Posted Nov 13, 2010 10:31 UTC (Sat) by gerv (subscriber, #3376)
Posted Nov 13, 2010 23:40 UTC (Sat) by Simetrical (guest, #53439)
This problem will potentially go away in the medium term with DNSSEC. Once sites can deploy certificates through DNSSEC, there's no reason we couldn't also devise a DNS record that says "only accept certificates from DNSSEC, not certificates that claim to be signed by CAs". Then the only way to publish a false certificate for the site would be to compromise their DNS, which gives you many fewer attack vectors than now, when you can compromise (or trick or bully) any one of hundreds of CAs.

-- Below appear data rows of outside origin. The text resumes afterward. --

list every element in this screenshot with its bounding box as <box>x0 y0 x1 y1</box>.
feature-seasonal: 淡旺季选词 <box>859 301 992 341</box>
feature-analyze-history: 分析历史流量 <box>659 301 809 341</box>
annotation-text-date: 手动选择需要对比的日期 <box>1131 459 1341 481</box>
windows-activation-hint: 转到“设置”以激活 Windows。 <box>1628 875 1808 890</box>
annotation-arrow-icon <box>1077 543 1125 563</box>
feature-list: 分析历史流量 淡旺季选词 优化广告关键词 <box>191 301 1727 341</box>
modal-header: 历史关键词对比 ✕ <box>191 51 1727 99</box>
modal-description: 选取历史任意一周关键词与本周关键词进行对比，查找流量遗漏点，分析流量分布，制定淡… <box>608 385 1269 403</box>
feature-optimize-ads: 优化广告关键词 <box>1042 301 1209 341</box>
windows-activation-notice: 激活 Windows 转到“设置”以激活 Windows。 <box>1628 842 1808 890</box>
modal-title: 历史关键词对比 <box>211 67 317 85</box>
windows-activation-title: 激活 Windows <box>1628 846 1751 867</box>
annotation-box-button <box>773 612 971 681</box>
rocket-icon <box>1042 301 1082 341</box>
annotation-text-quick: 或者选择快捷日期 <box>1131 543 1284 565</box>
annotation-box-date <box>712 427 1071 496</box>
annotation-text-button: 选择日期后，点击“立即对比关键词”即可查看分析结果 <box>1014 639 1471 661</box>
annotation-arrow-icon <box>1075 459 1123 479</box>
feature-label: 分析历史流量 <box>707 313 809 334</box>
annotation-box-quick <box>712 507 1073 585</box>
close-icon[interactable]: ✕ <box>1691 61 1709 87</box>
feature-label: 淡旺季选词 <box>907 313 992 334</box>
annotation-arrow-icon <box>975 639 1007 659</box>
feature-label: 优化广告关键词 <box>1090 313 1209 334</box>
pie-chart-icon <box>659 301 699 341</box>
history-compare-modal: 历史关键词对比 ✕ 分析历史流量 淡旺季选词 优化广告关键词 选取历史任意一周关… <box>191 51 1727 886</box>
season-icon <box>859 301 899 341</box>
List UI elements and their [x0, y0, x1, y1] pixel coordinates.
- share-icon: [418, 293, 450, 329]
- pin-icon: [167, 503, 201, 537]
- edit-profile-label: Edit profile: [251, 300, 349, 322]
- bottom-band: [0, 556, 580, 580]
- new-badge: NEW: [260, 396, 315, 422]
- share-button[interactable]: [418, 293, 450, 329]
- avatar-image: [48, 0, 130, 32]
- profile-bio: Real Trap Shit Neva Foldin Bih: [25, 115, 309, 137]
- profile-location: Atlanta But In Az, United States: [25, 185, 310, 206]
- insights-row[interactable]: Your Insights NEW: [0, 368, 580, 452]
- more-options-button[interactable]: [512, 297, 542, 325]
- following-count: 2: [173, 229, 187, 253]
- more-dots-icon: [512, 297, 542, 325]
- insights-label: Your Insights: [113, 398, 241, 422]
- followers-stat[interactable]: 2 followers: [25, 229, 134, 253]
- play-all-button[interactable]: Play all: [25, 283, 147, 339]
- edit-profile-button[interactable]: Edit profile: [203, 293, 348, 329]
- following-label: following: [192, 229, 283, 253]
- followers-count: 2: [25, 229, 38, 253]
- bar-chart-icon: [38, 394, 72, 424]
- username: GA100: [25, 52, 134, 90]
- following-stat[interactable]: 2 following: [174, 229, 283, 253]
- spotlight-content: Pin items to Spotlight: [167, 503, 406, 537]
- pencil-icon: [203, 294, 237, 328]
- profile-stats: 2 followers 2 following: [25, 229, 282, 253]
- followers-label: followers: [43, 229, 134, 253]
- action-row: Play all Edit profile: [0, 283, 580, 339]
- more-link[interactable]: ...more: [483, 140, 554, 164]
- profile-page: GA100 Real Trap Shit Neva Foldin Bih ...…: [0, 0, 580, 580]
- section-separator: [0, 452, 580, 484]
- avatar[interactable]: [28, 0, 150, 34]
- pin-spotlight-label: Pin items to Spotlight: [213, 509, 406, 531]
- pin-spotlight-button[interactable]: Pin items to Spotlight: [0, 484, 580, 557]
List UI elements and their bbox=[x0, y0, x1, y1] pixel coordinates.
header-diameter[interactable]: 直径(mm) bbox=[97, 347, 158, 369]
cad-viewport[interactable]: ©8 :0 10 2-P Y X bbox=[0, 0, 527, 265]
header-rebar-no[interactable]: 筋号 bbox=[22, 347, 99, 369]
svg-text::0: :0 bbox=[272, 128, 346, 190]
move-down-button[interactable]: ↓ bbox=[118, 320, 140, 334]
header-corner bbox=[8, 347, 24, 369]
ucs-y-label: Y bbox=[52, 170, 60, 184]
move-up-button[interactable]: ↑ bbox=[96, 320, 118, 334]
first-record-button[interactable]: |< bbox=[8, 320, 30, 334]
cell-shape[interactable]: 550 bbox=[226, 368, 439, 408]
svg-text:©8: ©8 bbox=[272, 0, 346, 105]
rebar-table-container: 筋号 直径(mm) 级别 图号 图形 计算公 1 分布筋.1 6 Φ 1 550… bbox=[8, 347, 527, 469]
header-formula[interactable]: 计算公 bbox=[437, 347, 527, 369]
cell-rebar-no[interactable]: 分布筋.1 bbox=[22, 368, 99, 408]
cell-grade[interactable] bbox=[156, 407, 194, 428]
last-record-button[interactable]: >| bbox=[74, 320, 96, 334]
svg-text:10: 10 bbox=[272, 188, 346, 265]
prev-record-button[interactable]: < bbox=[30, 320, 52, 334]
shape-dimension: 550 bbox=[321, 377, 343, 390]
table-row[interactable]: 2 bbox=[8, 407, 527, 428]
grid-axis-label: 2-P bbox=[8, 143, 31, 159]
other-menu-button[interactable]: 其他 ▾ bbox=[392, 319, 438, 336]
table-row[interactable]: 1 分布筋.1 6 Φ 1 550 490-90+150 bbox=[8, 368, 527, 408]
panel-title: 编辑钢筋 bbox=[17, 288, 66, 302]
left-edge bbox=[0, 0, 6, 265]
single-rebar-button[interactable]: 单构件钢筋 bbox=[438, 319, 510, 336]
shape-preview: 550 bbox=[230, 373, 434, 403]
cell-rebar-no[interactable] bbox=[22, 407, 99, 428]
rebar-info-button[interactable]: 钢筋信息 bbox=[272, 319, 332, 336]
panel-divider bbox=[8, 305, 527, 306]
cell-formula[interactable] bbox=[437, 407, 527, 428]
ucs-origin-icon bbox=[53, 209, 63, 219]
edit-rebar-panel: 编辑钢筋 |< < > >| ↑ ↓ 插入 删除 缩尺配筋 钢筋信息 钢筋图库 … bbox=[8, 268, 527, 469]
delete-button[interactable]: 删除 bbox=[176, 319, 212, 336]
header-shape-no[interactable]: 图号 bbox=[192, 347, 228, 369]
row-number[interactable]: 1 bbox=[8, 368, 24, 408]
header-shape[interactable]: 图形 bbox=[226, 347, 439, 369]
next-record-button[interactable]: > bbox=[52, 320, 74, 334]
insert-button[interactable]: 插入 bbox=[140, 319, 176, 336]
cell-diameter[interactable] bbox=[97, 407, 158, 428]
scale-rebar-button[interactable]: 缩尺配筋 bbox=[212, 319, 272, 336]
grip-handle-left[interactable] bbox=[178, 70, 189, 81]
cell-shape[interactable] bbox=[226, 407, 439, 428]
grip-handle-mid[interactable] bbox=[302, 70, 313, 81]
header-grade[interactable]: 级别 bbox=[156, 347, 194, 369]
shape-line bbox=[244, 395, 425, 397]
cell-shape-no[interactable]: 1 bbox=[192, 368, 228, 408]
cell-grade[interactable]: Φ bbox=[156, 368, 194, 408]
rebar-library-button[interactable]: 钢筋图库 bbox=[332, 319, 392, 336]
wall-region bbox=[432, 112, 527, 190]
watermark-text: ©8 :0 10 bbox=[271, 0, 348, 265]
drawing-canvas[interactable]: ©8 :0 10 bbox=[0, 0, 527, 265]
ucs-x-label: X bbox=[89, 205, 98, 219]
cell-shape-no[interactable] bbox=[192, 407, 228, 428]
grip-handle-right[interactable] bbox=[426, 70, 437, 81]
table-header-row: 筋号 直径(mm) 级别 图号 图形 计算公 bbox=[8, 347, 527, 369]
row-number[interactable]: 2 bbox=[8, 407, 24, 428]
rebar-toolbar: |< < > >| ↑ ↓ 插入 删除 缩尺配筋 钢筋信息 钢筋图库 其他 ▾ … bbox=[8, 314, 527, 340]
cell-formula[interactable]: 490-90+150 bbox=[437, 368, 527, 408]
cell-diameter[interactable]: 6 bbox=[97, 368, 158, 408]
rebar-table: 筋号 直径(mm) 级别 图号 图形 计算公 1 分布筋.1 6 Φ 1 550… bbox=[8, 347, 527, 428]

There's been discussion about adding a feature like this to Strict-Transport-Security, so you can say "only accept a cert signed by this root CA". Then an attacker has to compromise a *specific* CA to compromise the site instead of being able to compromise *any* CA, making their job much harder.
Posted Nov 14, 2010 11:59 UTC (Sun) by anselm (subscriber, #2796)
[…] and certificate authorities will have their trust revoked by browsers (making their certs useless) if they're found to be giving certs away to people who don't actually control the domains they're for.
Yeah right. Like this happened to VeriSign in March, 2001.
Posted Nov 14, 2010 12:11 UTC (Sun) by gerv (subscriber, #3376)
There's a difference between a mistake (which happen to the best of us) and wilfully ignoring the necessary rules and safeguards, or a history of mistakes which leads to a diagnosis of institutional incompetence. I suggest that Verisign is guilty of neither of the latter two things.
In addition, the certificate(s) in the incident you reference were digital code-signing certificates, not web server certificates. Very occasionally, web server certs do fall into the wrong hands (which can be via hacking and theft as much as misissuance - how many SSL-running web servers do you think were rooted in the past year?) but I'd be impressed if you can show me a single reported incident where a fraudulently-acquired web server cert was used for spoofing.